Fifteen international students from Winona State University spent a part of their Saturday telling stories from home, hoping to spread a message of peace and acceptance to the Winona community.
The students, presenting as part of an undergraduate class, have backgrounds as varied as their academic pursuits, from engineering to economics, Japan to Saudi Arabia. But their message, delivered on the second floor of Inside the Vault in downtown Winona, was uniform: equality for all, regardless of religion, skin color, and other defining factors.
It was the eighth year professor Judi Becker has asked her students to present, but the first time she’s held the event off campus. “It’s more proactive,” she said. “It gets us out there in the community.”
During the presentations, Becker acted more like a proud parent than a teacher, high-fiving the grinning students as they sat back in their seats after speaking about their backgrounds and current issues in their countries.
WSU student Bassem Al Mutairi shared his story of losing his uncle, a police officer in Saudi Arabia, in a terrorist attack.
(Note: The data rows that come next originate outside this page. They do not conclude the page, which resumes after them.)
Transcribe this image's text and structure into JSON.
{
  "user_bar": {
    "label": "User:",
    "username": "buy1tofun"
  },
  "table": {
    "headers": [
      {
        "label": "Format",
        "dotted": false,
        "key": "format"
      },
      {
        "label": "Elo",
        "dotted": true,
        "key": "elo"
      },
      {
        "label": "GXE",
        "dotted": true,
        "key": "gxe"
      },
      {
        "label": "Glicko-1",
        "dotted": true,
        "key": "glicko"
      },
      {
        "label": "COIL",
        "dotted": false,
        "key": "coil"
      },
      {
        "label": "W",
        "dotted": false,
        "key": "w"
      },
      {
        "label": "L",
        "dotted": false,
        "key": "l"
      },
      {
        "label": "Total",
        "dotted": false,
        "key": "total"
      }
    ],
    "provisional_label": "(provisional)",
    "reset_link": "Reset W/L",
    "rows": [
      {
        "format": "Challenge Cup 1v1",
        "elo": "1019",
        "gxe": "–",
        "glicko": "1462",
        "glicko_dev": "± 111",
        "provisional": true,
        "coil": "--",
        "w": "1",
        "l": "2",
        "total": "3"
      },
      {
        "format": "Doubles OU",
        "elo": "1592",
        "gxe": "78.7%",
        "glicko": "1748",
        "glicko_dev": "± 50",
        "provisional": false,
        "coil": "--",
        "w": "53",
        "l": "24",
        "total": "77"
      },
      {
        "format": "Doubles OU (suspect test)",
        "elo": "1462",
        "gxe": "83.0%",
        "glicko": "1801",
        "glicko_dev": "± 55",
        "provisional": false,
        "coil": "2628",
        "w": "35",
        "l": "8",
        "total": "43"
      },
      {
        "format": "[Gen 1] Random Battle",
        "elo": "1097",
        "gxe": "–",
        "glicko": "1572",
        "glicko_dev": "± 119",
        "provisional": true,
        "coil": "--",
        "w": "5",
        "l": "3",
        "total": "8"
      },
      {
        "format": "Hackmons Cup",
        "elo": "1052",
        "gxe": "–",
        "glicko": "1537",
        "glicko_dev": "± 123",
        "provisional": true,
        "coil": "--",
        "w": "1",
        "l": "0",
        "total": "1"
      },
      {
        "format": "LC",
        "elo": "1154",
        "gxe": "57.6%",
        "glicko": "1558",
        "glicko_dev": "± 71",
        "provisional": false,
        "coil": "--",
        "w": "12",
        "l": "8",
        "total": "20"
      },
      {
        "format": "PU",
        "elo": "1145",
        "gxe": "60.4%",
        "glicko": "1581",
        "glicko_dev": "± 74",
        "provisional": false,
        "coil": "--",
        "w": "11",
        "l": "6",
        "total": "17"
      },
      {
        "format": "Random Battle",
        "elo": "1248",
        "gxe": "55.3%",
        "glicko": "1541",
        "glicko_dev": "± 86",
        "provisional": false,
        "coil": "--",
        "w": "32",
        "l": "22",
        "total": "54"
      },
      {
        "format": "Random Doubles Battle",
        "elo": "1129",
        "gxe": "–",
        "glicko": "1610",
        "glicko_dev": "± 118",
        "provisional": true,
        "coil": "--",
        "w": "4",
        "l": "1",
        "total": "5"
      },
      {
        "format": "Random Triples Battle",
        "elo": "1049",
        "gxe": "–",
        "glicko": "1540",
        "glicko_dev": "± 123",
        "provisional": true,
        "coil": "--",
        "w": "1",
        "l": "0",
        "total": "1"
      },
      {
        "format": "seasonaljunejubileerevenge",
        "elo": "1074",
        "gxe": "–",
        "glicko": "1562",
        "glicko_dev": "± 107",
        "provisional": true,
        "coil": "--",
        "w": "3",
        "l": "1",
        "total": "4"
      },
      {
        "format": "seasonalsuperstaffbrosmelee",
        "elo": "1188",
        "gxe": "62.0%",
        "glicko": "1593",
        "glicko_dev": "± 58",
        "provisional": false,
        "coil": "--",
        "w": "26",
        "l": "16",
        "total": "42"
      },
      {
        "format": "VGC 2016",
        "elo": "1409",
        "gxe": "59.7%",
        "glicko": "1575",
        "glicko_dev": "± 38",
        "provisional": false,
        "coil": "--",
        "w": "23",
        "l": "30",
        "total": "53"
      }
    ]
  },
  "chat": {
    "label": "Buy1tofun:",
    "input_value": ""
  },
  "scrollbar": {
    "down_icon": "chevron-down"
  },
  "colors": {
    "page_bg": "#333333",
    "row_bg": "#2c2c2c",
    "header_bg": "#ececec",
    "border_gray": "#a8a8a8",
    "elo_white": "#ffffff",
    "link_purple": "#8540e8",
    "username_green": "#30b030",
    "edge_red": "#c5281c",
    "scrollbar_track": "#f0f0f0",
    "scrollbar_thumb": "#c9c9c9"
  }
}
He also told the story of his first meal in America, where a woman confronted he and a friend about why they were in Winona and yelled at them, telling them to leave the country.
Despite experiencing discrimination and hardship, he said he still holds optimism for his country, his religion and people worldwide.
Ciou Ming-Si of Taiwan and his classmates talked about the threat of water pollution, both globally and within their native countries. Ming-Si, who is studying computer science at WSU, said he’s had little trouble adapting to Winona.